Her reaction took me back for a beat. Was she seriously mad at me? I didn’t even do anything wrong.

“What? You’re the one who wants to act like bitch-face never left. She and I used to do this shit to each other all the time!”

“I didn’t say that at all,” Sophia warned, keeping her voice low. “You can tell she’s not the same… there’s something wrong. I just don’t know what.”

“I know what’s wrong. The pop-star princess isn’t used to living with us peasants. She’s a celebrity, Sophia.”

Mason was probably used to getting everything she wanted. She likely had servants crawling up her ass, making sure she never had to lift a finger. The tiny bedroom in the barely-remodeled apartment was probably nowhere near her standard, and she was just being pissy.

“Have you ever seen Mason act like that?” she challenged.

I wanted to cross my arms and tell Sophia she was wrong… but I couldn’t. Mason had never cared about money. Even if she did have servants, it probably wasn’t by choice. I sighed, still reluctant to admit Sophia was right.

“Why can’t you just accept that I want nothing to do with Mason?”

“Because I know that’s not true,” Her hand found mine. “You don’t want to be hurt again, and that’s fine. It’s common for people who have trauma from previous relationships—”

“Ahht! No.” I paused to look her over, checking to see if my first refusal had its desired effect. “No. Absolutely not. None of my relationships have traumatized me.”

Sophia’s lips quivered into a slight frown. “You and Mason were talking about marriage, and then she vanished out of nowhere… well, almost nowhere. I guess Mason’s mom did die right before she left.”

I shuddered at the memory of Holly’s suicide note taped to a wall soaked in gray matter. Just the smell was enough to haunt me, but of course, I was lucky enough to witness the entire gruesome scene.

“And after that, your need for commitment spiked. You wanted to have our names on as many of the same things as possible—our lease, my car, utilities. All of it.” The way Sophia said it made it sound like a bad thing. “Which is why you poked a hole in the condom with Ashley, and then she left too.”

“I didn’t poke a hole in Ashley’s condom.”

Sophia shot me a skeptical look. “Are you sure? Because she seemed pretty convinced.”

Oh, so she was going to believe Ashley, the woman who birthed two babies only to decide she felt nothing for them, over me, the man who spent day in and day out trying to raise the kids.

I didn’t need this. I forced myself off the couch and began walking toward the hallway. But Sophia grabbed my hand.

“You’re seriously going to walk away? Would it kill you to just sit with her for a few minutes?”

“That’s rich, coming from you,” I laughed. “I bet you’ve been answering work emails this whole time.”

Sophia had no response, so I vanished into my room.

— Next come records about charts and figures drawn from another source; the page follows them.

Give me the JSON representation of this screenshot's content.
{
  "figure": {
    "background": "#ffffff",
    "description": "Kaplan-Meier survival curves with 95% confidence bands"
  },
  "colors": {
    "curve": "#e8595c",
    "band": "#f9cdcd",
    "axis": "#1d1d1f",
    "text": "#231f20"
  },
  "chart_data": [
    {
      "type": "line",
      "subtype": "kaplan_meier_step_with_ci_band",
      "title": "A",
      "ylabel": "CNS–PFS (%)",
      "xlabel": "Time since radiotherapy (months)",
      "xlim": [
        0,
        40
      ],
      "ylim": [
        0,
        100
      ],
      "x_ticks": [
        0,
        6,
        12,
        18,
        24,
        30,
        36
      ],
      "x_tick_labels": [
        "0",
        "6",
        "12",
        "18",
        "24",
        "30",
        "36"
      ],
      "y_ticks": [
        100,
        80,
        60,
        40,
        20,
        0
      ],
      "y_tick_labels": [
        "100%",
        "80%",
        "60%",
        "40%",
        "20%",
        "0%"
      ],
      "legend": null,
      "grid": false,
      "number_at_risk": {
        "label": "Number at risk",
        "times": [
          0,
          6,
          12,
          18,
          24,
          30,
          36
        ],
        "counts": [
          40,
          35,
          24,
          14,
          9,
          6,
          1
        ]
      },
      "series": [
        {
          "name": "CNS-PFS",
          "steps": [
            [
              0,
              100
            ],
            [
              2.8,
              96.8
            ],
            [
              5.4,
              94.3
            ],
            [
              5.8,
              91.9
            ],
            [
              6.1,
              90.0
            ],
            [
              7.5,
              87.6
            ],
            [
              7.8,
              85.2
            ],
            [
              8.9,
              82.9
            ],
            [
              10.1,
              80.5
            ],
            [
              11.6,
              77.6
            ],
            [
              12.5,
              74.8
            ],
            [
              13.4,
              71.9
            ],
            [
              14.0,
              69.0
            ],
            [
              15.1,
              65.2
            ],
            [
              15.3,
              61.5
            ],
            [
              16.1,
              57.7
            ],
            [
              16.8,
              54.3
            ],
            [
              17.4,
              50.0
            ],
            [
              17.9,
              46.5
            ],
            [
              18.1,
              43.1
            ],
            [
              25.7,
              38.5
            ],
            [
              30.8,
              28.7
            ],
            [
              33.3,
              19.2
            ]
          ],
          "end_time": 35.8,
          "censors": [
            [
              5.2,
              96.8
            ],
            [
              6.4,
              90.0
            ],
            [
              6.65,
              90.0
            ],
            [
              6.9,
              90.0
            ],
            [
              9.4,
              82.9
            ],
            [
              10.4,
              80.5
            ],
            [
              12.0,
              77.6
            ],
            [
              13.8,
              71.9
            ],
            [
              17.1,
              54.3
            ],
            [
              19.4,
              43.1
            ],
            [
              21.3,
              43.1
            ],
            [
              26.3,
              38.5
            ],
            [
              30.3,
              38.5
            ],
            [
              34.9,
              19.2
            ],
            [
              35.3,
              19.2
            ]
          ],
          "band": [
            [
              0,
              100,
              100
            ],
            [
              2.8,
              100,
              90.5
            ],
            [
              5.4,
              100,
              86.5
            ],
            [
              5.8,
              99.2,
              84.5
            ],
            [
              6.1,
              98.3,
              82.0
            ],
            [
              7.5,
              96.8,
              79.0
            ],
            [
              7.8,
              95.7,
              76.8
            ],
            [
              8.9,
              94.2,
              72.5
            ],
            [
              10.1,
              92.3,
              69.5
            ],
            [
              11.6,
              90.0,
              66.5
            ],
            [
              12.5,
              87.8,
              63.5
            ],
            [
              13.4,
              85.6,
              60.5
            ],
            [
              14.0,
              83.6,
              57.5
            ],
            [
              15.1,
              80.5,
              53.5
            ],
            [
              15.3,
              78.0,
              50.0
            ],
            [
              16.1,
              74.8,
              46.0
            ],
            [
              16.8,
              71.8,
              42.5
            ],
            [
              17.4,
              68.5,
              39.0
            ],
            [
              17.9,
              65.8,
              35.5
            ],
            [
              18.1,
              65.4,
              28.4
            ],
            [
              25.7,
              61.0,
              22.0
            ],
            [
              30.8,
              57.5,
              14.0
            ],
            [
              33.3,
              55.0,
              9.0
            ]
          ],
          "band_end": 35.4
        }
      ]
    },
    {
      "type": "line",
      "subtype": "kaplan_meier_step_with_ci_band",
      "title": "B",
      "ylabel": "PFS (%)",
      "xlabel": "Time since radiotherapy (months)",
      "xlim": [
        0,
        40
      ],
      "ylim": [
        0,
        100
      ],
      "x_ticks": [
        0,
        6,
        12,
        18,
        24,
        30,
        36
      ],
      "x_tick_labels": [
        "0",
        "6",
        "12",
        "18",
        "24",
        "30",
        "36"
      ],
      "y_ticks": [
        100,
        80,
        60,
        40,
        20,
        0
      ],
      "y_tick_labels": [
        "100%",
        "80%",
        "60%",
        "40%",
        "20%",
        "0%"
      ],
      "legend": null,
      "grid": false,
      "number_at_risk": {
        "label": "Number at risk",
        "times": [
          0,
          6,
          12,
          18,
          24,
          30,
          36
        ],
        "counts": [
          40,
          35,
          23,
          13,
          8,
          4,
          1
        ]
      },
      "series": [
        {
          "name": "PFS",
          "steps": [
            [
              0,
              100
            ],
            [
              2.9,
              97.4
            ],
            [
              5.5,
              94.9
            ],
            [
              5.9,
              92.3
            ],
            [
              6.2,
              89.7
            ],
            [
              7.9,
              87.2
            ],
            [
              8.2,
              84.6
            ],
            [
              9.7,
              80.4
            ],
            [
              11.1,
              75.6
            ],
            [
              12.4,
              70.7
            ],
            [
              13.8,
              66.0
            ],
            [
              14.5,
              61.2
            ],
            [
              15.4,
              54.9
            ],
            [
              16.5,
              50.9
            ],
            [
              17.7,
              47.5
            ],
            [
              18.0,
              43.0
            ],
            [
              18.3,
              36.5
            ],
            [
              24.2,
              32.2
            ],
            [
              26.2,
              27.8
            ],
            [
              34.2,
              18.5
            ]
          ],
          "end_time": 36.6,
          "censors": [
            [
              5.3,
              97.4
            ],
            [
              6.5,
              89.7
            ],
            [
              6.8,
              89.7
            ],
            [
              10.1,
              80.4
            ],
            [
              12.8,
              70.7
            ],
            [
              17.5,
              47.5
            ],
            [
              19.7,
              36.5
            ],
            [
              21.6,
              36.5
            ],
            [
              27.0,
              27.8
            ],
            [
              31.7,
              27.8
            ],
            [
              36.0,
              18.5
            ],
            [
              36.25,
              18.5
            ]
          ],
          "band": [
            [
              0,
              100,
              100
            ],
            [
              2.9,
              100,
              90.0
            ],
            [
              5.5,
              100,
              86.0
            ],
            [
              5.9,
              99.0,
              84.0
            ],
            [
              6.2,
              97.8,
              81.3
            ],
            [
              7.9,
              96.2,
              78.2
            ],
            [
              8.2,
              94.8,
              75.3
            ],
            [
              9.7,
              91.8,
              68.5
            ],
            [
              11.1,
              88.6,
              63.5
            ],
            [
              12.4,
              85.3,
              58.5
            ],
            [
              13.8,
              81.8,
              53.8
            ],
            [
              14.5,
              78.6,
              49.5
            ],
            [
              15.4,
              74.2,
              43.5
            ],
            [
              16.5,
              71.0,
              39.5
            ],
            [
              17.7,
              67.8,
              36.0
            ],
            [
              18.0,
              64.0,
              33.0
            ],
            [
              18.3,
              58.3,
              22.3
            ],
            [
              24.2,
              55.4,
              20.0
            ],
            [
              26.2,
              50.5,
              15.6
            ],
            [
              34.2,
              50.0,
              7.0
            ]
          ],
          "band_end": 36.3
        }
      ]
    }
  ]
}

I had no desire to deal with Mason Albright.

Part of me wanted to pack up a bag or two and sleep at my shop. Maybe I could even shower at the gym. I still paid for a membership, even if I didn’t have the time to use it.

But my kids were coming back Tuesday, and I couldn’t make them live like that. I also couldn’t force Mason back to France... Not yet, anyway. It was obvious by how she acted that she was going to be a terrible mother—if she couldn’t handle me taking a book from her, how did she expect to deal with a crying baby?

I’d just need to keep her here until after she gave birth. I was sure Cameron would want to be a decent human and be there for his child. He just needed to meet her first.